GM Bets on Electric Vehicles for the Masses With $30,000 SUV

General Motors Co. is ready to test both the mass market’s appetite for electric vehicles and its own strategy to provide them.

The company expects to make the electric model of its popular Chevrolet Equinox SUV available for sale in about a year with a $30,000 price tag. It may go 250 miles on a single charge and will be the first high-volume GM vehicle with its Ultium battery, the linchpin of the automaker’s $35 billion gamble to overtake Tesla Inc. in EV sales.

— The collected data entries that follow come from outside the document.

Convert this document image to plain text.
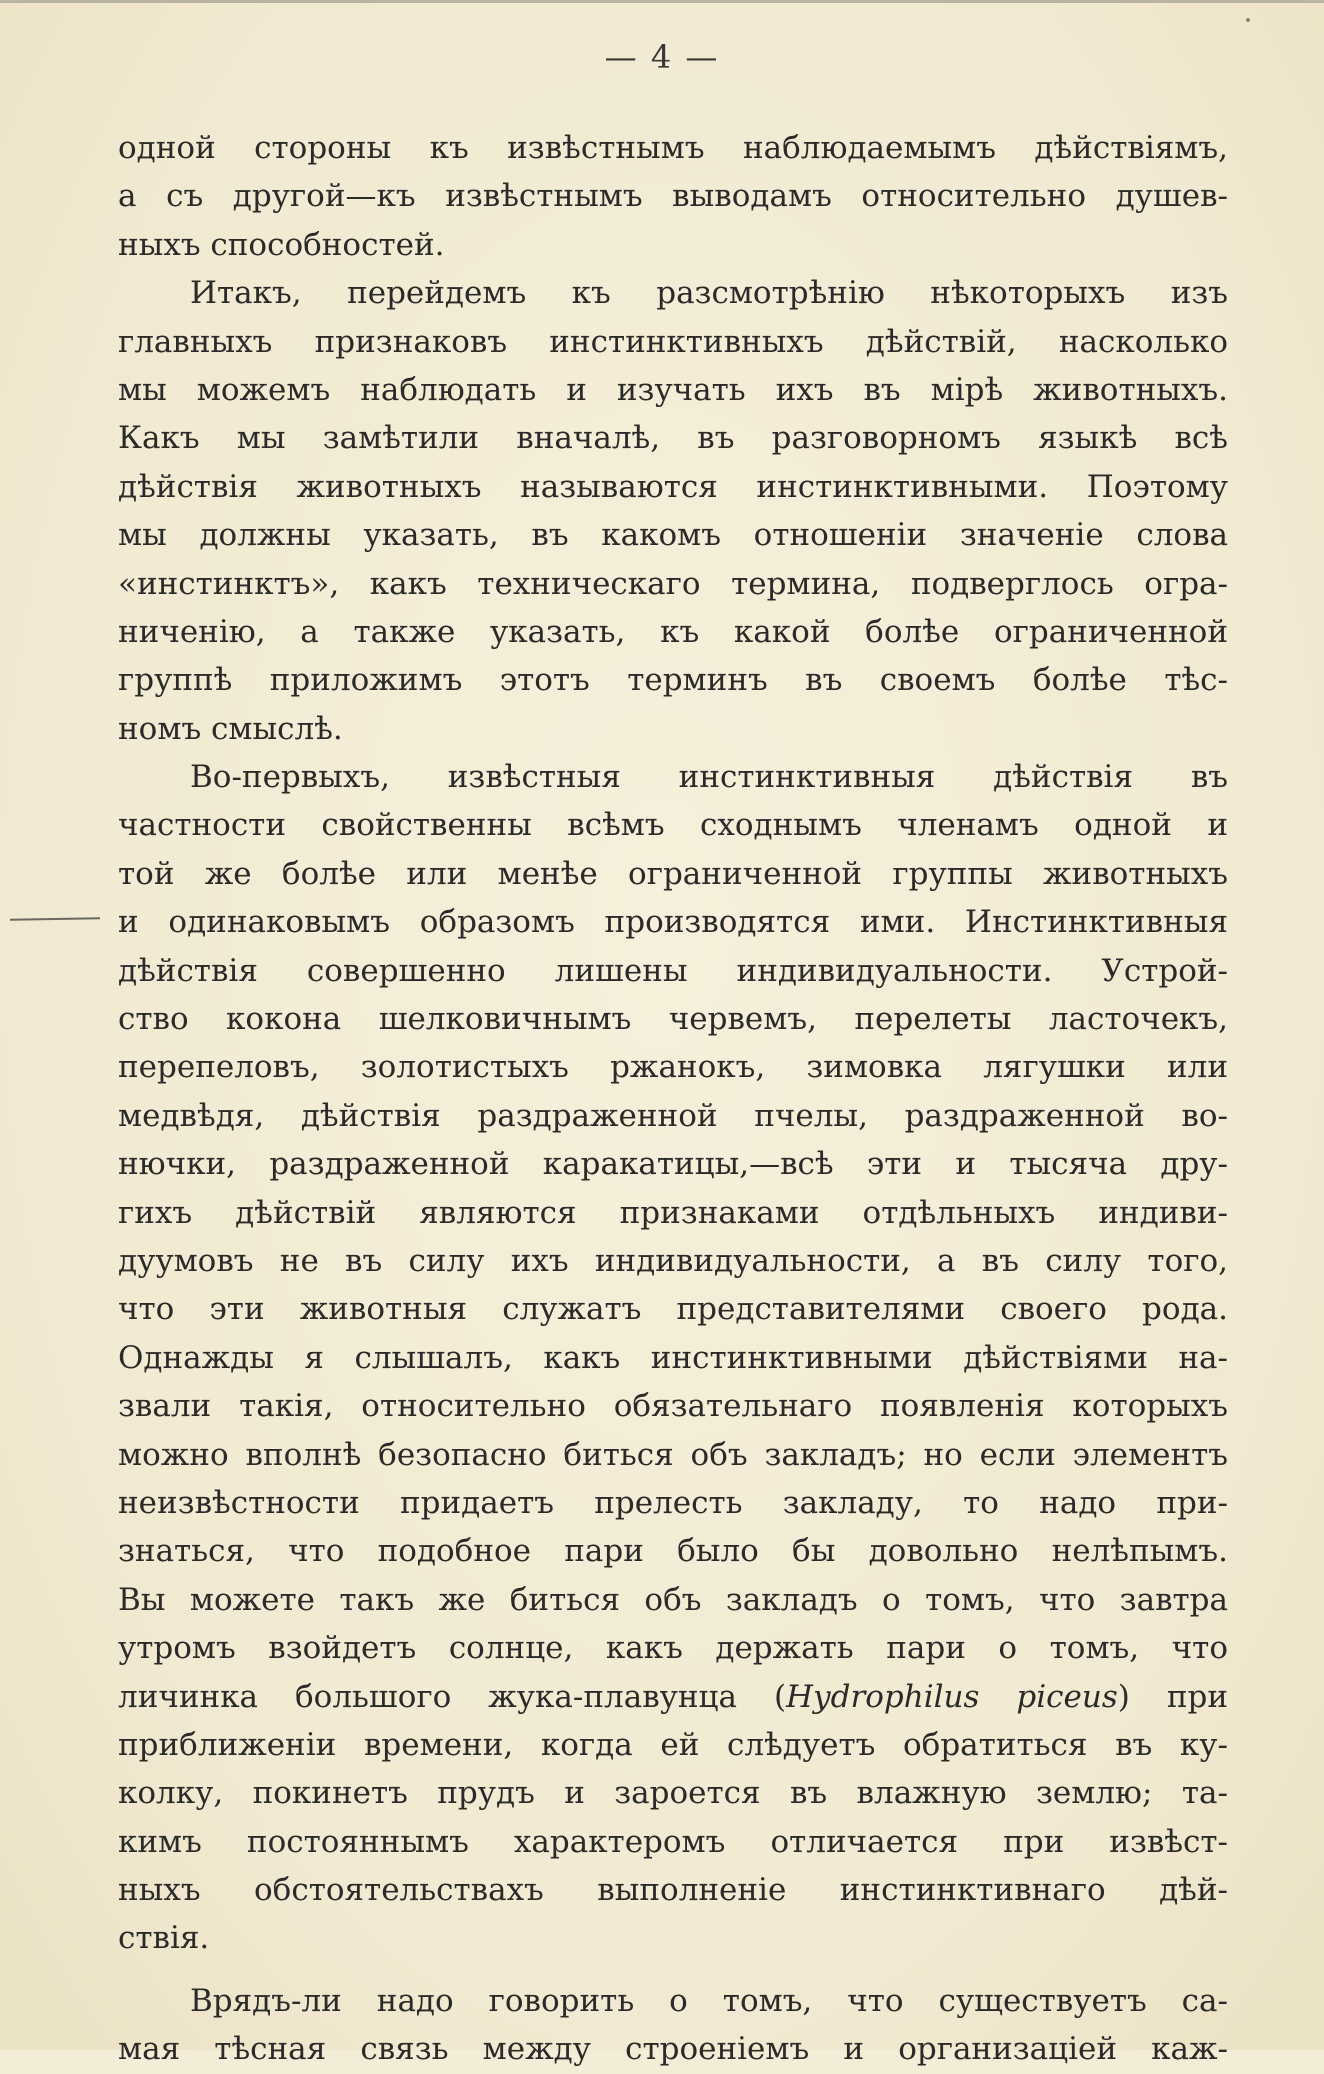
— 4 —
одной стороны къ извѣстнымъ наблюдаемымъ дѣйствіямъ,
а съ другой—къ извѣстнымъ выводамъ относительно душев-
ныхъ способностей.
Итакъ, перейдемъ къ разсмотрѣнію нѣкоторыхъ изъ
главныхъ признаковъ инстинктивныхъ дѣйствій, насколько
мы можемъ наблюдать и изучать ихъ въ мірѣ животныхъ.
Какъ мы замѣтили вначалѣ, въ разговорномъ языкѣ всѣ
дѣйствія животныхъ называются инстинктивными. Поэтому
мы должны указать, въ какомъ отношеніи значеніе слова
«инстинктъ», какъ техническаго термина, подверглось огра-
ниченію, а также указать, къ какой болѣе ограниченной
группѣ приложимъ этотъ терминъ въ своемъ болѣе тѣс-
номъ смыслѣ.
Во-первыхъ, извѣстныя инстинктивныя дѣйствія въ
частности свойственны всѣмъ сходнымъ членамъ одной и
той же болѣе или менѣе ограниченной группы животныхъ
и одинаковымъ образомъ производятся ими. Инстинктивныя
дѣйствія совершенно лишены индивидуальности. Устрой-
ство кокона шелковичнымъ червемъ, перелеты ласточекъ,
перепеловъ, золотистыхъ ржанокъ, зимовка лягушки или
медвѣдя, дѣйствія раздраженной пчелы, раздраженной во-
нючки, раздраженной каракатицы,—всѣ эти и тысяча дру-
гихъ дѣйствій являются признаками отдѣльныхъ индиви-
дуумовъ не въ силу ихъ индивидуальности, а въ силу того,
что эти животныя служатъ представителями своего рода.
Однажды я слышалъ, какъ инстинктивными дѣйствіями на-
звали такія, относительно обязательнаго появленія которыхъ
можно вполнѣ безопасно биться объ закладъ; но если элементъ
неизвѣстности придаетъ прелесть закладу, то надо при-
знаться, что подобное пари было бы довольно нелѣпымъ.
Вы можете такъ же биться объ закладъ о томъ, что завтра
утромъ взойдетъ солнце, какъ держать пари о томъ, что
личинка большого жука-плавунца (Hydrophilus piceus) при
приближеніи времени, когда ей слѣдуетъ обратиться въ ку-
колку, покинетъ прудъ и зароется въ влажную землю; та-
кимъ постояннымъ характеромъ отличается при извѣст-
ныхъ обстоятельствахъ выполненіе инстинктивнаго дѣй-
ствія.
Врядъ-ли надо говорить о томъ, что существуетъ са-
мая тѣсная связь между строеніемъ и организаціей каж-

Chief Executive Officer Mary Barra pledged to make all of GM’s vehicles battery powered by 2035, part of her ballyhooed “Everybody In” plan to make vehicles a climate change solution by selling them en masse. By offering an electric version of the high-volume Equinox family SUV, the company will test how cheaper products perform in a market now dominated by $70,000 luxury cars, and if the Ultium battery makes those sales profitable.

“This concept of ‘Everybody In’ is very real,” said Travis Hester, a career engineer who is charged with growing GM’s EV business. “Equinox is a really practical vehicle but it has to do everything. That means not just being that second or third vehicle. That means it has to do the running around to and from your home, and it has to do the road trips.”